Nicolas Roeg, the acclaimed British director behind titles like the adaptation of Roald Dahl. The witches, The man who fell to earth with David Bowie, and the provocative one. Do not look now, He died Friday night at the age of 90.
His son, Nicolas Roeg Jr., confirmed the news to the BBC. "He was a genuine father, he just turned 90 in August," he said.
Roeg was not trying to get ahead of his time. "This is my moment," he said. The Guardian in 2011. But he still became respected as one of the most original filmmakers in Britain.
Before ascending to the director's chair, Roeg made his name as director of photography, working on films such as Band of thieves Y Fahrenheit 451. He also gained experience working in the second unit of Lawrence of Arabia.
Roeg sent ripples throughout the Hollywood industry with his directorial debut, 1970 Performance, who co-directed with Donald Cammell. Marking the debut as an actor for Mick Jagger, the gangster thriller gave a dark twist to his original drafts with a story about a vicious gangster from London hiding in the house of a rock star after executing a messy murder. The film, which would continue to influence characters like Quentin Tarantino, was too provocative for Warner Bros. and, therefore, almost completely closed.
Roeg's follow-up was Walk, continuing its non-conventionality streak. The story centered on two stranded brothers in the Australian outback who met another child in the middle of a spiritual walk. Like many of Roeg's films, this would not gain initial success, but would receive more notoriety with age.
In homage to the filmmaker, Baby driver Y Shaun of the dead Helmer Edgar Wright put a focus on do not look now, The supernatural horror of Roeg in Venice, starring Donald Sutherland. "His films hypnotized me for years and still continue to intrigue," Wright wrote. "Along with the classics like Performance & Walkabout, I was able to see Don & # 39; t Look Now in a loop and never get tired of its complexities – a master of art."
"A filmography that is dazzling and fascinating," he added.

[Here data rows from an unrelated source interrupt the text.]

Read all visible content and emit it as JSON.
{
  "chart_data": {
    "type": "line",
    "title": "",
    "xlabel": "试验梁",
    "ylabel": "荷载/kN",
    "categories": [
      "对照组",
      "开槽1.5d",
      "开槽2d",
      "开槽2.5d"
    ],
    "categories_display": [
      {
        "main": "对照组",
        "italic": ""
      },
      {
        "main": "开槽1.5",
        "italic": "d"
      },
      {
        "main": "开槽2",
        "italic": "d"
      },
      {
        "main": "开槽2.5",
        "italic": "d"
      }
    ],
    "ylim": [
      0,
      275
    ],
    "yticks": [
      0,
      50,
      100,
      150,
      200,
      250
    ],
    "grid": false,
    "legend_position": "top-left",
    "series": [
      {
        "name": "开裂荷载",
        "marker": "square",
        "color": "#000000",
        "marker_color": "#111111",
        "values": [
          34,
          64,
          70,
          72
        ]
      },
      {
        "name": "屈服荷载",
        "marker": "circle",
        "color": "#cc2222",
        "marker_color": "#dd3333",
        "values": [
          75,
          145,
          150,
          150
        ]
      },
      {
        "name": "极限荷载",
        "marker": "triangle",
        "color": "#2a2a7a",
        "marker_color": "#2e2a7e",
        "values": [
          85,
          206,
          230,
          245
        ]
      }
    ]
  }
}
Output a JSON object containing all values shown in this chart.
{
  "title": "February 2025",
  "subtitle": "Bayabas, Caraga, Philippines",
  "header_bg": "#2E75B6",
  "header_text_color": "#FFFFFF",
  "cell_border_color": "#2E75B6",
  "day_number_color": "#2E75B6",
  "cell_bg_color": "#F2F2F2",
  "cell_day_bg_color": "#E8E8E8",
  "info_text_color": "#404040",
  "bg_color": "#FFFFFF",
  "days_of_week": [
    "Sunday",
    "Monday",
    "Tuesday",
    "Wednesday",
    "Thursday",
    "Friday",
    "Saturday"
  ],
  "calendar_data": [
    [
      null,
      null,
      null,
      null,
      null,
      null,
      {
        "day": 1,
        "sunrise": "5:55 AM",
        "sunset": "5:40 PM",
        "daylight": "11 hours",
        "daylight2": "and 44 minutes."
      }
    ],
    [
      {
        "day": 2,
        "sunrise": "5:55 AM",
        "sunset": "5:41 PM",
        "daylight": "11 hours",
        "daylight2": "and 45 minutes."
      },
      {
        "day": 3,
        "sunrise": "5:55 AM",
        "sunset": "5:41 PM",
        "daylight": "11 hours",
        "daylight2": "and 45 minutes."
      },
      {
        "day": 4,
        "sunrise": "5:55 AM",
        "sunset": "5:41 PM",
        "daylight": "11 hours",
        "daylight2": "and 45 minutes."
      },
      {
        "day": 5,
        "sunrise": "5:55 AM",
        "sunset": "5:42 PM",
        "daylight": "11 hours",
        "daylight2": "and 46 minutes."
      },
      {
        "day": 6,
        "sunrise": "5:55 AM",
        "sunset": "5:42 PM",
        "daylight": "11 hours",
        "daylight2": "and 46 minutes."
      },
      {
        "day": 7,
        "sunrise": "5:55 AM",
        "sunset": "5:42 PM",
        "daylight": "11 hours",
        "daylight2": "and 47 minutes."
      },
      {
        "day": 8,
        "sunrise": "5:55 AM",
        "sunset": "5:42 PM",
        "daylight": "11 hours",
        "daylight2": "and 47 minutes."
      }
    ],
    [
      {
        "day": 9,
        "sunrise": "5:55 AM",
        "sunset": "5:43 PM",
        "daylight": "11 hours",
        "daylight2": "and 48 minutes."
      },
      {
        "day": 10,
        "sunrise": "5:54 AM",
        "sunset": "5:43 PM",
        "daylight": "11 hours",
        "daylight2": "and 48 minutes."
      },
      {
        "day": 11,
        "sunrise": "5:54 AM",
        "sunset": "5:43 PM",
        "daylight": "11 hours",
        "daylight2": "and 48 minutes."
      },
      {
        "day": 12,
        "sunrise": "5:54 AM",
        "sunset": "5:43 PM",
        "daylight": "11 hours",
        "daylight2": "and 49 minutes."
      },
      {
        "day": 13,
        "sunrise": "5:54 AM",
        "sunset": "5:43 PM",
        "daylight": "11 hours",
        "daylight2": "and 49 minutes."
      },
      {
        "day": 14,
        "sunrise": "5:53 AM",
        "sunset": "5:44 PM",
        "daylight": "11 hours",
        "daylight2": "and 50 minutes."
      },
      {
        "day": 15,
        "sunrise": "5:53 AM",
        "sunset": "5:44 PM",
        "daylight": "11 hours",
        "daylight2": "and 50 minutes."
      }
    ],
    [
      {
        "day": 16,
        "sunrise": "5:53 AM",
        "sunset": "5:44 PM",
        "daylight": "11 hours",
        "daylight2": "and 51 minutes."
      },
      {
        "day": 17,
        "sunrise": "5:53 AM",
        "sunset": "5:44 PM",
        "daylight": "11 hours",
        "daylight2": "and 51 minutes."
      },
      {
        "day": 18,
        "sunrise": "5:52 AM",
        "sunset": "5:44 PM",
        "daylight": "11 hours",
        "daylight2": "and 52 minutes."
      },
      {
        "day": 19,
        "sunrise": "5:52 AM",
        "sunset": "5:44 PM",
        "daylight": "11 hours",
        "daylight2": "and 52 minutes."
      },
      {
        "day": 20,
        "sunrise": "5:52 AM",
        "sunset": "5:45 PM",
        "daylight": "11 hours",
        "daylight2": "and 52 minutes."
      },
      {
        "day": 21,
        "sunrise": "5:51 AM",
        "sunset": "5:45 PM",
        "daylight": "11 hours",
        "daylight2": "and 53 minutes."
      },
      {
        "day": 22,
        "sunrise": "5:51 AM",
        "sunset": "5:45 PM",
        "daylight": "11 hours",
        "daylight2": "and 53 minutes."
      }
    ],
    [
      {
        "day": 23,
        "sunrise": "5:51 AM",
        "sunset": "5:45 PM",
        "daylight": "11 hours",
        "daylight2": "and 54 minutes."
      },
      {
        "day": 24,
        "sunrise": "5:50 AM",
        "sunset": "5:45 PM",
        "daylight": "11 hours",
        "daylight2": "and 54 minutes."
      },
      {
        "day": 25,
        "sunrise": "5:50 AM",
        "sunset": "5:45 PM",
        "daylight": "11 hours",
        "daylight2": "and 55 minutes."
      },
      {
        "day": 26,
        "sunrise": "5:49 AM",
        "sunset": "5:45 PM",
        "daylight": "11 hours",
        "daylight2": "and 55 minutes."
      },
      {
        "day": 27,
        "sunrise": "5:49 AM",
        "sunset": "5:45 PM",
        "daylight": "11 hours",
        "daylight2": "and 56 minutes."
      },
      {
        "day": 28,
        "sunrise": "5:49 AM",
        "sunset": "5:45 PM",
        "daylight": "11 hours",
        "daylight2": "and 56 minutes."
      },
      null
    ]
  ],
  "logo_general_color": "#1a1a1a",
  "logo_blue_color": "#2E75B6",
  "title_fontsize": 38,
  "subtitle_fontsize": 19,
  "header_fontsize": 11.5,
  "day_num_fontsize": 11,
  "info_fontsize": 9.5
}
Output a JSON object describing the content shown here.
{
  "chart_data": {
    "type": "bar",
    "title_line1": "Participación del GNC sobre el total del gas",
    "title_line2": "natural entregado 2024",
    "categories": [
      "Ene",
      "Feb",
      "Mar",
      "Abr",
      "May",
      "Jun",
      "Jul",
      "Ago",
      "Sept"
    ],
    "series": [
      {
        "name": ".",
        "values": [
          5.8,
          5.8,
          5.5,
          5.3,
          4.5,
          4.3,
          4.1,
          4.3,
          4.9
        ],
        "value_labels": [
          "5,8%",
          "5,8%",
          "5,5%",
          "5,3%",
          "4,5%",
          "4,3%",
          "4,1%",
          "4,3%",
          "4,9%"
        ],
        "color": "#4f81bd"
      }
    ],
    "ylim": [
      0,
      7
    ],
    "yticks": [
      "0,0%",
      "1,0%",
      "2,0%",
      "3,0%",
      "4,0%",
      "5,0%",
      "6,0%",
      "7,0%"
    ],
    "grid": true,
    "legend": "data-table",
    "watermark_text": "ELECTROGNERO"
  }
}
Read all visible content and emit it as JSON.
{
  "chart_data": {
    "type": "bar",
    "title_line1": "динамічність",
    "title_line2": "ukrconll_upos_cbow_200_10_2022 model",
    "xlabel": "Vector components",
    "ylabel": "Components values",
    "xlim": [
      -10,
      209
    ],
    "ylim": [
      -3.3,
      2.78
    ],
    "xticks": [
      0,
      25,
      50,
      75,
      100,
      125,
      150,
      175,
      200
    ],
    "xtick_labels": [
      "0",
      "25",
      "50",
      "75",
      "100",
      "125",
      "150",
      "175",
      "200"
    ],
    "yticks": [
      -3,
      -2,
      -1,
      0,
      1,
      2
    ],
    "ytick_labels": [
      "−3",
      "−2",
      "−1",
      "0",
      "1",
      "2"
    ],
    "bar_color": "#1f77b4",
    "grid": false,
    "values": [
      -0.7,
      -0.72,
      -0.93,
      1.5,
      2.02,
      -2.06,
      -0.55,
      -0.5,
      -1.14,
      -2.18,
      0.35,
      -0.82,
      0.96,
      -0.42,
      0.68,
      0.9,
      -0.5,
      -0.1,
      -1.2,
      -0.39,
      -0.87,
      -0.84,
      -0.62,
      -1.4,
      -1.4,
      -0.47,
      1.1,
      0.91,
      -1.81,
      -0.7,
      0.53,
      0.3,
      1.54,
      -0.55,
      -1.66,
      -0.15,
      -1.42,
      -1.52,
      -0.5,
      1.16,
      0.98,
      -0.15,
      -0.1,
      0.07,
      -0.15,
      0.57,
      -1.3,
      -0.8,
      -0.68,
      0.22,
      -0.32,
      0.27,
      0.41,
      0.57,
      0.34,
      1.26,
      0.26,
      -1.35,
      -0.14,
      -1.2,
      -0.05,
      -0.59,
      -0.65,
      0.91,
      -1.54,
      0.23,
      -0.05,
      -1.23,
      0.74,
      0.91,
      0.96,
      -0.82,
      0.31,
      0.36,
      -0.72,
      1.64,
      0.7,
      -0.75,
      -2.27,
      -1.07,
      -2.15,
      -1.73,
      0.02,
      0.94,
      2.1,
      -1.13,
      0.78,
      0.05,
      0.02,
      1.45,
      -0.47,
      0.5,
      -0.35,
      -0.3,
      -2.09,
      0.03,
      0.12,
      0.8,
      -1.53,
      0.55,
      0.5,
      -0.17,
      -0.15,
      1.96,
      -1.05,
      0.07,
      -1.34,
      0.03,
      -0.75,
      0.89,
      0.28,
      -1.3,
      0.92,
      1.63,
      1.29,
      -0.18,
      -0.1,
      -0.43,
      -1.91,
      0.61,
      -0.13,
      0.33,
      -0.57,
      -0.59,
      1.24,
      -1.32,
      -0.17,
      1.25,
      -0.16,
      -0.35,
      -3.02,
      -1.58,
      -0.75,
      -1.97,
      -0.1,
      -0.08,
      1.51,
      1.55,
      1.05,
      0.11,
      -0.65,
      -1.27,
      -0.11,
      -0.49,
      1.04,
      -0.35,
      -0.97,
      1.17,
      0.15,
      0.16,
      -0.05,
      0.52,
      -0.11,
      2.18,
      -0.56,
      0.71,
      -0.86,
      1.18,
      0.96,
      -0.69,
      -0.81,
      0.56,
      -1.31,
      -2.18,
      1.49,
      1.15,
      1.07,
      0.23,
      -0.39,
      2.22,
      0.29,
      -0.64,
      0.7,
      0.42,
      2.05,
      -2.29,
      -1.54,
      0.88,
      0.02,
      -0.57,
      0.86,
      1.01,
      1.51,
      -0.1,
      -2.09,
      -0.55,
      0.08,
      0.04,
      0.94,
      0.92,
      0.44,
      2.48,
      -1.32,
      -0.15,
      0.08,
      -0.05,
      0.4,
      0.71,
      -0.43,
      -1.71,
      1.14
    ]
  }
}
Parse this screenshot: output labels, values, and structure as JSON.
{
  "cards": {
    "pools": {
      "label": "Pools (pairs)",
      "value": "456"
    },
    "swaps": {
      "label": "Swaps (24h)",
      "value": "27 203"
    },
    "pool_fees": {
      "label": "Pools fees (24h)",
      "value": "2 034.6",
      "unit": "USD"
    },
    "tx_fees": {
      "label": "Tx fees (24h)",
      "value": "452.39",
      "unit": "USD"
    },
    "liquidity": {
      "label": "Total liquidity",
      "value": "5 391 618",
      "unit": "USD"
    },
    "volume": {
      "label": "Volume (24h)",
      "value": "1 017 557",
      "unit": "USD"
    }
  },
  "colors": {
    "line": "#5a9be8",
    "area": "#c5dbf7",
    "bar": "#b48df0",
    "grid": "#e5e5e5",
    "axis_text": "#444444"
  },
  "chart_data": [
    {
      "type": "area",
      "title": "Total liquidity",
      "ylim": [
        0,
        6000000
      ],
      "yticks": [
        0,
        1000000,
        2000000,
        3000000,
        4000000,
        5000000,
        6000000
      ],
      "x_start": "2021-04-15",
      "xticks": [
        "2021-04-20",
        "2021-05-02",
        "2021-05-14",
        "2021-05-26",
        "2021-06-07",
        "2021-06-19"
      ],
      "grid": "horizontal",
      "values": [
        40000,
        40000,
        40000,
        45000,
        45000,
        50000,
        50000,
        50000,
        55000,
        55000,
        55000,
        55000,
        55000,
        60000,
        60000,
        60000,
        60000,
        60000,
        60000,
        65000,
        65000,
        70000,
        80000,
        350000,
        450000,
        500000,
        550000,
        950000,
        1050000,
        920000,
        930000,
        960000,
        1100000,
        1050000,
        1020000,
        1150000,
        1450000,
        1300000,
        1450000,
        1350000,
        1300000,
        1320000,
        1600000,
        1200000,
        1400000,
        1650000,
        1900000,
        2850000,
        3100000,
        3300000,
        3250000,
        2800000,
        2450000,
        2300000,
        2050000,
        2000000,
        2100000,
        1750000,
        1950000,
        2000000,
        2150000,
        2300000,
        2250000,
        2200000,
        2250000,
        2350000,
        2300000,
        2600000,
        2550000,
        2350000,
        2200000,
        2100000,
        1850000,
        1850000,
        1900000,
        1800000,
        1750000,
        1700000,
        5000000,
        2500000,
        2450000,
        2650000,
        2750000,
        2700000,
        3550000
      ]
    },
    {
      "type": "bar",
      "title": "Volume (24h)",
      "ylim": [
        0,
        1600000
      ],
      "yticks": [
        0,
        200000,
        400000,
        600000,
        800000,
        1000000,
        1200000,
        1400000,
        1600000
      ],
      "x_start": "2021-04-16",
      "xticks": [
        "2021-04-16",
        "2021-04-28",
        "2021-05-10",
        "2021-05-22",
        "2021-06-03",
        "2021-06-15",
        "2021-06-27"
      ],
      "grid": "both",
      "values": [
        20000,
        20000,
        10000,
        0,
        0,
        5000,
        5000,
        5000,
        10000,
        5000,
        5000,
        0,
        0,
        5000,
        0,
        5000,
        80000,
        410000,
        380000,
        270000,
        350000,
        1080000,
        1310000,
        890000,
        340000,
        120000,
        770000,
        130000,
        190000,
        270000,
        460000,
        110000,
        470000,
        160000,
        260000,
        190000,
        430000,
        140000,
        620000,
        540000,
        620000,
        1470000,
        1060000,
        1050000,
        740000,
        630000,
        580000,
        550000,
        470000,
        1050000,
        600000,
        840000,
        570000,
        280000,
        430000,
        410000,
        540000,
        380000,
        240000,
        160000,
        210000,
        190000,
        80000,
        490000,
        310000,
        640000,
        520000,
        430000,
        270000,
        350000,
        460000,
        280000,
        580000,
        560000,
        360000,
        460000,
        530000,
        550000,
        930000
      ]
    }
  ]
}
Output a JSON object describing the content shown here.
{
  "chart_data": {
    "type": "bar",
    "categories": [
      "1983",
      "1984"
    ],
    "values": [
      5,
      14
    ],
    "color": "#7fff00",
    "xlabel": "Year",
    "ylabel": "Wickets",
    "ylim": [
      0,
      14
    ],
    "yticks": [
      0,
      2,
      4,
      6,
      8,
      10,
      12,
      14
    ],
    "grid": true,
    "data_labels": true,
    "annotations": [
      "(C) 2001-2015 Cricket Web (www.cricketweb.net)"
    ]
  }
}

Roeg worked with the late David Bowie in the 1976s. The man who fell to earth, about an alien who descends to the earth in search of water to save his planet. Looking back on the title, said Roeg. The Guardian"I stopped at the rest area and it turned out to be a producer I knew." He said: "I saw The man who fell to earth last night. I always thought it was a piece of s-. And suddenly I have it, it's you, right? That Newton friend [Bowie’s character]. He is your Well, I just wanted to say that I was wrong. And I have a hard time saying that. "That was seven years after the movie premiere. The man who fell to earth It was a bad time, too. It came out almost at the same time as George Lucas's. "
Bowie's son, Warcraft Y Mute Director Duncan Jones also wrote a response to Roeg's death on social media, accompanied by a behind-the-scenes picture of his father with the filmmaker.
"What an incredible job he has left us!" Wrote Jones. "All my love to your family. "Thank you for taking so many courageous decisions and for giving this strange boy in pajamas a constant love for the movies."
For those who are not familiar with Roeg's great filmography, The witches, starring Anjelica Huston as Dahl's delightfully evil character, is probably her best-known work. In response to the news of a modern Hollywood remake, Huston told EW that Roeg "did the ultimate Bruges. "
The filmmaker made a famous filming of two endings of the film, one that honored the original ending of the book and another that took liberties by presenting a good witch to change Luke back into a child. Dahl scorned the ending that finally came to the movie, according to his widow, Felicity.
"Nic Roeg showed us the first ending, and Roald had tears running down his cheeks, he was so happy," he said. The Telegraph. "But then he showed us the other one, and Roald said:" Take my name out of this thing, you've lost all the point of the book. " I've never seen him so upset. "That movie also won a lot of extra time.
Throughout his career, Roeg also directed Cold Sky, Two deaths, Puffball: The devil's eyeball, the documentary The movie that buys the cinema, and a portion of The Adventures of Young Indiana Jones: Demons of Deception.
"I do not look back on any movie I've done with love or pride," he said in 2013. "I looked back on my films, and in the past in general … I can only use the phrase:" Well, "I'm cursed."